All members are invited to attend our bimonthly board meetings. This is a great opportunity to learn about our club’s operations and how we are facing management and issues. Please contact me for the link and agenda.
It is with disappointment that I announce that Betty Jewett has left the Chattahoochee National Forest. Betty has accepted a position in Washington DC in the Lands and Realty section. She will continue to live in Gainesville and work out of the Atlanta office.
According to the Wall Street Journal, the builders have halted the pipeline project threatening areas around and under the Appalachian Trail. This is due to increasing pressure from environmental groups including the Appalachian Trail Conservancy.
Duke Energy Corp. and Dominion Energy Inc. said Sunday they were abandoning the proposed $8 billion pipeline—which aimed to carry natural gas 600 miles through West Virginia, Virginia and North Carolina and underneath the Appalachian Trail—citing continued regulatory delays and uncertainty. This comes after a favorable Supreme Court decision overturning a lower court decision to not allow the US Forest Service to issue a permit.
Berkshire Hathaway is acquiring Dominion’s natural-gas transmission and storage network. Duke said that it plans to invest in renewable-energy, battery storage and energy efficiency programs as it works to find cleaner ways to generate power.
Great American Outdoors Act
The U.S. Senate recently passed the Great American Outdoors Act. If this Act passes the House and becomes law $900 million from the Land and Water Conservation Fund (LWCF) will be available for states and our federal partners to preserve lands for recreation and conservation. This Act will also establish a five-year $9.6 billion Restoration Fund to address federal lands deferred maintenance needs.
Wilderness Areas Update
There are two proposed copper-nickel sulfide mines neat the Boundary Waters Canoe Area Wilderness tied up in the courts. The Minnesota Court of Appeals has blocked an important Permit to Mine and Dam Safety for PolyMet’s proposal. The same court has also required a new evidentiary hearing on the Water Quality Permit.
Twin Metals had a favorable decision from a Trump appointed judge that has been appealed to the D.C. Circuit-Court of Appeals. Hopefully this will be receive a more balanced reception.

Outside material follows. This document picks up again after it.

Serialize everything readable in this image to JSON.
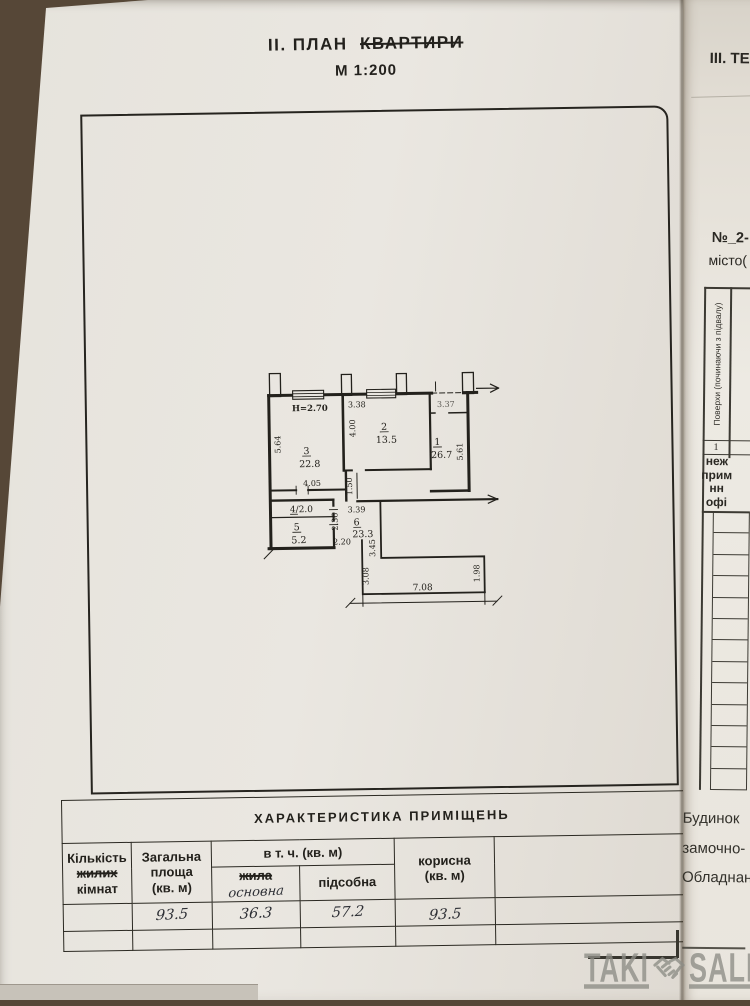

The Okefenokee Wilderness in southern Georgia is threatened by a titanium and zirconium mine at the door step its namesake national wildlife refuge (NWR). Twin Pine Minerals of Birmingham AL was informed by the U.S. Army Corps of Engineers that a full environmental impact statement (EIS) would be required. This caused Twin Pines to withdraw its application. Instead, they have resubmitted an application for the first phase of the mine as a “demonstration project” spanning 898 acres. They presumably hope to avoid the scientific scrutiny and public comments that are part of a full blown EIS.
As we navigate these trying times, remember to be vigilant and alert to stay healthy and safe. By following prescribed guidelines we can remain safe and be ready for an exciting future. While I look forward to seeing you on the trail soon, I will look for you virtually.